|Red Sox ticket sales strong||03.21.10 at 4:10 pm ET|
FORT MYERS, Fla. — The Red Sox have sold more than 2.6 million tickets for the 2010 season, with sales roughly matching those of a year ago at this time, according to Red Sox chief operating officer Sam Kennedy.
The clarification was offered after the Boston Herald reported on Sunday that there were more than 6,000 tickets that remained available for the Sox’ April 4 Opening Day contest against the Yankees, and that prices had fallen 30 percent for such tickets compared to the 2009 home opener against Tampa Bay. Those figures may be accurate, but they portray the secondary ticket market of brokers and agencies, rather than the primary sale of tickets by the Red Sox to fans and other purchasers.

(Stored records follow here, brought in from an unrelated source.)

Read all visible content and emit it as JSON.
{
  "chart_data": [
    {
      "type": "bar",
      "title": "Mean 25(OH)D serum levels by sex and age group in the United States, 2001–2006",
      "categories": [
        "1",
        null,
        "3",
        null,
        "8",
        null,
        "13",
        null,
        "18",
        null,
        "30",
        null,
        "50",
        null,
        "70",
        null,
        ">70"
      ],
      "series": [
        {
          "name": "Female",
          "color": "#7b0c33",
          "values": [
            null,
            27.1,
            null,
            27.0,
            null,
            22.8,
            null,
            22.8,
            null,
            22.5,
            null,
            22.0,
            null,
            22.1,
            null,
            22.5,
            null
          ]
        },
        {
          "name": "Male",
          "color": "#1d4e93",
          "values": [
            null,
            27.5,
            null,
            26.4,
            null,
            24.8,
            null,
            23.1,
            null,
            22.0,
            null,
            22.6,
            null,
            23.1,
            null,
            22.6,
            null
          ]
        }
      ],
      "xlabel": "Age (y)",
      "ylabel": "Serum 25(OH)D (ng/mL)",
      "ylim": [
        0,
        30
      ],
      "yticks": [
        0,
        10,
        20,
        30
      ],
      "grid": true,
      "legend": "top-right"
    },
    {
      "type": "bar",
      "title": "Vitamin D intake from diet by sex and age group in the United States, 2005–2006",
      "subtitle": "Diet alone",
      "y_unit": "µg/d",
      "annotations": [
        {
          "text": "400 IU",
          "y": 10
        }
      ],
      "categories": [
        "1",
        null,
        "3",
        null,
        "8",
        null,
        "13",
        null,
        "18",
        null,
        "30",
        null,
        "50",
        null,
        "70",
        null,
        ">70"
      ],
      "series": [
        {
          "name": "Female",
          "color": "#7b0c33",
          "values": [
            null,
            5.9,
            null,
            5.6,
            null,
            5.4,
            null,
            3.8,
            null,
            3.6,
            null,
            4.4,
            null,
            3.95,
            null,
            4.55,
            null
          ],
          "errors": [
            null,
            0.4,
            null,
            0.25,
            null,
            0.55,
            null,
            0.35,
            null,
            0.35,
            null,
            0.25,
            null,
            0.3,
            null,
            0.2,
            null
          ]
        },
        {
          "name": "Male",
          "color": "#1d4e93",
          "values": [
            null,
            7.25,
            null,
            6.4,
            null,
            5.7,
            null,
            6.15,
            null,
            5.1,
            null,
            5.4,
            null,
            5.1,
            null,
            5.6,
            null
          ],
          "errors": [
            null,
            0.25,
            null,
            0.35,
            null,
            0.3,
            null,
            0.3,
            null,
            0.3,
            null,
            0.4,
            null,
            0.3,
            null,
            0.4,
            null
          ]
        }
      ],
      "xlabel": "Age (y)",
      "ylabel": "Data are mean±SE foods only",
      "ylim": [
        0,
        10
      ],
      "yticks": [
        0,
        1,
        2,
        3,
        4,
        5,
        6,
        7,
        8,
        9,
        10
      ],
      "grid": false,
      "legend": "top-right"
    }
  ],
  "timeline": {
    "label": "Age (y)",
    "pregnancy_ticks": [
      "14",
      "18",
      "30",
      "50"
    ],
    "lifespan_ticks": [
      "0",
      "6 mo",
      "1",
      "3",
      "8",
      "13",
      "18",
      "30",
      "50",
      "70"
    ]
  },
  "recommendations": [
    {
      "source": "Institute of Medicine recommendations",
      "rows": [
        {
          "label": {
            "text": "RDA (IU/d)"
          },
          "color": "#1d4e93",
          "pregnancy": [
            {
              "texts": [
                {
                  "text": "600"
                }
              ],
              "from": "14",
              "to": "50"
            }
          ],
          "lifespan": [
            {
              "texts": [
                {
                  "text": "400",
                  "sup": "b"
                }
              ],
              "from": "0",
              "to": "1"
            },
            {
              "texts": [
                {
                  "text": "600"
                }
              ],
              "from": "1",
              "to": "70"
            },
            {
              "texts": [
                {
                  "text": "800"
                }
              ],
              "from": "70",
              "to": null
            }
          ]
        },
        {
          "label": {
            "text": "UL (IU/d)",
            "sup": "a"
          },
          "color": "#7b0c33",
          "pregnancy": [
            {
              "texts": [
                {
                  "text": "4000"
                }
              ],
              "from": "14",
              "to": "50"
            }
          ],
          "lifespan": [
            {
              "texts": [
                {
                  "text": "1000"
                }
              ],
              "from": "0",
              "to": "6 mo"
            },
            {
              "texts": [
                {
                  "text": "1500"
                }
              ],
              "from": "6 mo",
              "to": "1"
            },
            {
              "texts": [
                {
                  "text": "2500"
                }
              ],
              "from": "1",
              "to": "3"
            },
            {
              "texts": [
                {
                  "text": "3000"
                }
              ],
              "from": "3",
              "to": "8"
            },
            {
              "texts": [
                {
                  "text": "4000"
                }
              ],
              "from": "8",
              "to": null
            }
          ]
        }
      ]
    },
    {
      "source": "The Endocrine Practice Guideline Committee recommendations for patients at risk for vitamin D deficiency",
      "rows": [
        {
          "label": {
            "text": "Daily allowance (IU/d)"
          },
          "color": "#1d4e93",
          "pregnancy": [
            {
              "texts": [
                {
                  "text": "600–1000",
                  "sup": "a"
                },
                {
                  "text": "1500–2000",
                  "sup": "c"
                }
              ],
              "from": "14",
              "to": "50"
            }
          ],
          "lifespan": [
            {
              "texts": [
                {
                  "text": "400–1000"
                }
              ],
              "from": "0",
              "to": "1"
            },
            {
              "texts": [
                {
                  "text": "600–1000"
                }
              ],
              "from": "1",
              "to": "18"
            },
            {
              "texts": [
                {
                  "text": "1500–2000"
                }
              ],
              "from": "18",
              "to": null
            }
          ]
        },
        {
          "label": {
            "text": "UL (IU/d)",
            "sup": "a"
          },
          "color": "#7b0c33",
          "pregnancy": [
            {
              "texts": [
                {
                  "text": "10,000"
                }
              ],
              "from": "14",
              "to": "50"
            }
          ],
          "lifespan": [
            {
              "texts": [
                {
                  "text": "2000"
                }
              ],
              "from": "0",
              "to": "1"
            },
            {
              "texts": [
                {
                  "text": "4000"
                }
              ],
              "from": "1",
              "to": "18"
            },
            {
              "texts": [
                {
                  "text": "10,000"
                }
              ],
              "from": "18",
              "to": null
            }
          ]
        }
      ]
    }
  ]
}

“To say that there are 6,300 tickets still available for sale, there may be. There may be more than that on the secondary market. The Red Sox do not control sale of the secondary market. We control the primary market,” Kennedy said. “We have been surprised and humbled is probably the right word to use by demand for tickets on the primary market.
“As of this morning, we’ve sold just over 2.6 million tickets on the primary market for Red Sox games for 2010. In 2009, we sold virtually the identical amount. We’re tracking just about where we were last year at this time.”
Though they do not control it, the Sox do monitor the secondary market. Yet while the sluggish economy has likely impacted the secondary market, the Sox note that their own sales of tickets have not been impacted.
“If you have a $165 face value Green Monster seat, and it may have sold in years past for $1,000 or even more, you’re seeing a decline in the secondary market right now, which is understandably newsworthy,” Kennedy said. “Fortunately for the Red Sox, we’re not seeing a decline in primary sales.”
The Sox have set attendance records in each of the last nine seasons, and have sold out each of their last 550 games, dating to May 15, 2003, the longest such streak in MLB history.
A few tickets have been held back from Opening Day sales — the Sox always keep a small allotment of tickets for day-of-game, walk-up sales, as well as tickets for both players and community outreach projects — and so the game is not yet technically a sellout. Even so, Kennedy had no doubt that the streak would reach 551 games on the Sunday night opener, and that it would almost certainly continue beyond that as well.
“Opening Day absolutely will be sold out,” Kennedy said. “We anticipate that while we’re probably working harder than ever and marketing more aggressively, we do anticipate that the fans will continue this sellout streak.”